ModulePathTracer 是 FX 跟踪器,对于每个运算,它还记录了运算起源于的模块的限定名。
"""
# 正在跟踪的模块的当前限定名。
# 顶级模块由空字符串表示。
# 在进入 ``call_module`` 时更新,在退出 ``call_module`` 时恢复
current_module_qualified_name : str = ''
# 从 FX 节点到它起源模块的 qualname 的映射
# 这在记录运算时由 `create_proxy` 记录
node_to_originating_module : Dict[torch.fx.Node, str] = {}
def call_module(self, m: torch.nn.Module, forward: Callable[..., Any],
args : Tuple[Any, ...], kwargs : Dict[str, Any]) -> Any:
"""
1. 存储调用者的限定名称以便稍后恢复
2. 在 `current_module_qualified_name` 中安装(install)调用者的限定名,以供 `create_proxy` 检索。
3. 委托到正常的 Tracer.call_module 方法
4. 将调用者的限定名恢复到 current_module_qualified_name 中
"""
old_qualname = self.current_module_qualified_name
try:
self.current_module_qualified_name = self.path_of_module(m)
return super().call_module(m, forward, args, kwargs)
finally:
self.current_module_qualified_name = old_qualname
def create_proxy(self, kind: str, target: torch.fx.node.Target, args: Tuple[Any, ...],
kwargs: Dict[str, Any], name: Optional[str] = None, type_expr: Optional[Any] = None):
"""
Override of `Tracer.create_proxy`. This override intercepts the recording
of every operation and stores away the current traced module's qualified
name in `node_to_originating_module`
"""
proxy = super().create_proxy(kind, target, args, kwargs, name, type_expr)

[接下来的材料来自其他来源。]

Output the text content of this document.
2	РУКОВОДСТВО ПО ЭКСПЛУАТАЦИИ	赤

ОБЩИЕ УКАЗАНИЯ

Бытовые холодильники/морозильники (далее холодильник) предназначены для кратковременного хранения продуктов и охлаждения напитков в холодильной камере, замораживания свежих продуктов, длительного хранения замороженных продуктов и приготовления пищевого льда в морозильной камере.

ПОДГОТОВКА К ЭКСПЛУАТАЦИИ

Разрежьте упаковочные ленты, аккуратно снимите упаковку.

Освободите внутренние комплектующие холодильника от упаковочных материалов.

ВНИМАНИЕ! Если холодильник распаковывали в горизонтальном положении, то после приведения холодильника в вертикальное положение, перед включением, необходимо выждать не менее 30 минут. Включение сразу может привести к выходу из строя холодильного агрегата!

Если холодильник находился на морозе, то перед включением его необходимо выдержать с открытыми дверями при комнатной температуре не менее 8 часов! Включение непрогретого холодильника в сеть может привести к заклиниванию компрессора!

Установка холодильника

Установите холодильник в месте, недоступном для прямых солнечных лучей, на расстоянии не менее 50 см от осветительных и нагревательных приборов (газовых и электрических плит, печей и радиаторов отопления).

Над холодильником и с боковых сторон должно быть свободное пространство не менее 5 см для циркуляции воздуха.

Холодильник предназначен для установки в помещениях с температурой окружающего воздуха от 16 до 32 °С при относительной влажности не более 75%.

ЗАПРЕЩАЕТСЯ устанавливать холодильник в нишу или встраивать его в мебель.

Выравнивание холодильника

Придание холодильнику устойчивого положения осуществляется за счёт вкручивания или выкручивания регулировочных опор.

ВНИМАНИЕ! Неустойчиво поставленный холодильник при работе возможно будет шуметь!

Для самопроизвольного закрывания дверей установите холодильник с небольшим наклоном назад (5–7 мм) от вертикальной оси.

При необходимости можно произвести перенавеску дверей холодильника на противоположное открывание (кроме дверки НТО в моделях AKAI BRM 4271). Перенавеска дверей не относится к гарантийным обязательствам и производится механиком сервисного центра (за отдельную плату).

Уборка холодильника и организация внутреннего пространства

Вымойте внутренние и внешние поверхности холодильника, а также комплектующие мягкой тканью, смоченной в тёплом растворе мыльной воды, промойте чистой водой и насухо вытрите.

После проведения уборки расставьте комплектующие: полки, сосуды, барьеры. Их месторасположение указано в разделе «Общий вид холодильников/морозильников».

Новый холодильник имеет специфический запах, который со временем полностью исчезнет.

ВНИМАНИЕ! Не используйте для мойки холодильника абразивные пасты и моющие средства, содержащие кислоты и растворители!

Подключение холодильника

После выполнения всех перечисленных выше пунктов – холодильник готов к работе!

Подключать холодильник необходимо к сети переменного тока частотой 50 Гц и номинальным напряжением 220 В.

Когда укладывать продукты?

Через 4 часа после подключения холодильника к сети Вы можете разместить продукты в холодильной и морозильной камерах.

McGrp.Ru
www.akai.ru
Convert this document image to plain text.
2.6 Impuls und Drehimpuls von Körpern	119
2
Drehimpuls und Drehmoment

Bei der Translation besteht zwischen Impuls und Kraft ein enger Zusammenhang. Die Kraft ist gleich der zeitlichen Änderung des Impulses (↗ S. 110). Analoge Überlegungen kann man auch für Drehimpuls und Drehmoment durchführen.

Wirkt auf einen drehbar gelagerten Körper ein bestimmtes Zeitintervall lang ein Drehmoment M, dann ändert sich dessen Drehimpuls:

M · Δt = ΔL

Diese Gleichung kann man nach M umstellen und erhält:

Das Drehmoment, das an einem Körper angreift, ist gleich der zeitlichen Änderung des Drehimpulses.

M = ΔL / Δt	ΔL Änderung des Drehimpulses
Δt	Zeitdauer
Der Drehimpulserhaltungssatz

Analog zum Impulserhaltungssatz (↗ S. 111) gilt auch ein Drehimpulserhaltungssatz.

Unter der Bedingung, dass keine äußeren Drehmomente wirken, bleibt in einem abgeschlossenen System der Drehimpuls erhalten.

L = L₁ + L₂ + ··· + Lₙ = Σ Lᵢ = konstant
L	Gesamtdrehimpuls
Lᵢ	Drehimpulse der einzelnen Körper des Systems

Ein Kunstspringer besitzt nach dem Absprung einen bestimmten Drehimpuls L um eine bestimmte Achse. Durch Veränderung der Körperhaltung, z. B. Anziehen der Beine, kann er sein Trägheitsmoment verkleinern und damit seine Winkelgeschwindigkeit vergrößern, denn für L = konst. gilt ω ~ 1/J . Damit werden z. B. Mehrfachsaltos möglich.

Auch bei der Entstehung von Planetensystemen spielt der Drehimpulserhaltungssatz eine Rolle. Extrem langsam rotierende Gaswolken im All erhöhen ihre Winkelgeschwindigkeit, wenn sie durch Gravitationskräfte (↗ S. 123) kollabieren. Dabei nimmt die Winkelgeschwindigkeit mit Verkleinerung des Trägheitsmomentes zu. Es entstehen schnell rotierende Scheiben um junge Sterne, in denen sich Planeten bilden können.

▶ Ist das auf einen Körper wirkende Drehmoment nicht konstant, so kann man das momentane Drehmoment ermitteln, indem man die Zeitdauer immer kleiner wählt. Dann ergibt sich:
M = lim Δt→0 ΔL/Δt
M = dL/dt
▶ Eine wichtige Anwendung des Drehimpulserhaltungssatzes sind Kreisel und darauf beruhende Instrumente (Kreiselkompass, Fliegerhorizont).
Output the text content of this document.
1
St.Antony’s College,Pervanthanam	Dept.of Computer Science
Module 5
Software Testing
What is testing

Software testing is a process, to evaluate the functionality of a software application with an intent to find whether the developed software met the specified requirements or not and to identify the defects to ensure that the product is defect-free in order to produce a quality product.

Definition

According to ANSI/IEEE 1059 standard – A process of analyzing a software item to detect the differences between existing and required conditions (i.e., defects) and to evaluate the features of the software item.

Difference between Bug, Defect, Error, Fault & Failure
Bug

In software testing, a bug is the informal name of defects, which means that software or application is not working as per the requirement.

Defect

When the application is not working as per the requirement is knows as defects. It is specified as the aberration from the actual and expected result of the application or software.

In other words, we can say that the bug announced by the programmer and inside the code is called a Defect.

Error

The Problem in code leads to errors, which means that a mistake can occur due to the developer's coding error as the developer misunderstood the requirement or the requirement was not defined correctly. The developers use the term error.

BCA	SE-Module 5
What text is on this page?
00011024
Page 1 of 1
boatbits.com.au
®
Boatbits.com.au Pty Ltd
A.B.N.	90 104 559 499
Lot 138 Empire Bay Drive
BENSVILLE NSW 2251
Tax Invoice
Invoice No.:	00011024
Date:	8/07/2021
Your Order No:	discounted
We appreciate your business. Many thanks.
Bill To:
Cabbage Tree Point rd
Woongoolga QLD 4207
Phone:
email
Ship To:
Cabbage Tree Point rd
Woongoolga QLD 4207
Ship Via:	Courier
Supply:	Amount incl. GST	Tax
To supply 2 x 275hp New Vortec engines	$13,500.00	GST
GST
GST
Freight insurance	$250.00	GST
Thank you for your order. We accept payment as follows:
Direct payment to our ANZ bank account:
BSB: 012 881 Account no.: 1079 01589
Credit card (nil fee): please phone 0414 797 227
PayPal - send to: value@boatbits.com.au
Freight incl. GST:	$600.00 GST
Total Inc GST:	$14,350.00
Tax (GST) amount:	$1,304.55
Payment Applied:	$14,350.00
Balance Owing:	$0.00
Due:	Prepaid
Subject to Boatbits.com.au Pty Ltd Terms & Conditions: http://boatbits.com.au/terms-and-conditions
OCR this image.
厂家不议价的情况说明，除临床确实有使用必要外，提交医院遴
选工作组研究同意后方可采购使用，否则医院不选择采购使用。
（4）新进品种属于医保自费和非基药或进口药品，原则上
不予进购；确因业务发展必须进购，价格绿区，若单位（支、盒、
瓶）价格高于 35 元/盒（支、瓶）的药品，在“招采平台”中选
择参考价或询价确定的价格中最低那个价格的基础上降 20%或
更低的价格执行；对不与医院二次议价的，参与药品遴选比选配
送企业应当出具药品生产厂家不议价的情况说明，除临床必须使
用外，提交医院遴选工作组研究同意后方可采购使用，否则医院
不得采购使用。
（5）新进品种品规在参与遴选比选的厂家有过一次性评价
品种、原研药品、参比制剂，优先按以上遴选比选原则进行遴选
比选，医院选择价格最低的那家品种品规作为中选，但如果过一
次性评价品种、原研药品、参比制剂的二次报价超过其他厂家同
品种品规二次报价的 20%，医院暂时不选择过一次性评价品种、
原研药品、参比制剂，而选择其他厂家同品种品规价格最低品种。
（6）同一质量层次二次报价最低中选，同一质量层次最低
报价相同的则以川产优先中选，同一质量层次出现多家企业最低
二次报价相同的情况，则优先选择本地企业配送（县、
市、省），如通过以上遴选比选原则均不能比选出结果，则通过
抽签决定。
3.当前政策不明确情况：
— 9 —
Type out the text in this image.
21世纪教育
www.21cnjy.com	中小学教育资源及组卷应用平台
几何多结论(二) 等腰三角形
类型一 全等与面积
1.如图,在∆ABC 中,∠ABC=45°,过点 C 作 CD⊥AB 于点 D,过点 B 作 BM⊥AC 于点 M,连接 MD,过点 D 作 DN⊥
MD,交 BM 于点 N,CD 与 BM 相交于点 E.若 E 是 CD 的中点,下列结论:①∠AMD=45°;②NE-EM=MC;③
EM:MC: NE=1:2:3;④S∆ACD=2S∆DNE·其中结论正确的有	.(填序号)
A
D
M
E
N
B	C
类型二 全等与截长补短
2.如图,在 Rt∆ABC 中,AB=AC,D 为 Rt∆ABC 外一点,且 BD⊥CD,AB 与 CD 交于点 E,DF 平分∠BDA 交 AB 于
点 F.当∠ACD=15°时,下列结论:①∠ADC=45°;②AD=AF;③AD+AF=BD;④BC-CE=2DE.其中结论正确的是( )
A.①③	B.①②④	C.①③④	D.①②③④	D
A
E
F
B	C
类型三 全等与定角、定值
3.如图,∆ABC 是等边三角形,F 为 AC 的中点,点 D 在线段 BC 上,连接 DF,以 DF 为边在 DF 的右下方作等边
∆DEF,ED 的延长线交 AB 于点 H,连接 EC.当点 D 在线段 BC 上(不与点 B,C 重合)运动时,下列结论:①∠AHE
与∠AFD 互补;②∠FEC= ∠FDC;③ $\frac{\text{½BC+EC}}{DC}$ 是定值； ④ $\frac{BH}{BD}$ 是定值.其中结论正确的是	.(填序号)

self.node_to_originating_module[proxy.node] = self.current_module_qualified_name
return proxy
# Testing: let's see how this works on a torchvision ResNet18 model
import torchvision.models as models
# Model under test
rn18 = models.resnet18()
# Instantiate our ModulePathTracer and use that to trace our ResNet18
tracer = ModulePathTracer()
traced_rn18 = tracer.trace(rn18)
# Print (node, module qualified name) for every node in the Graph
for node in traced_rn18.nodes:
module_qualname = tracer.node_to_originating_module.get(node)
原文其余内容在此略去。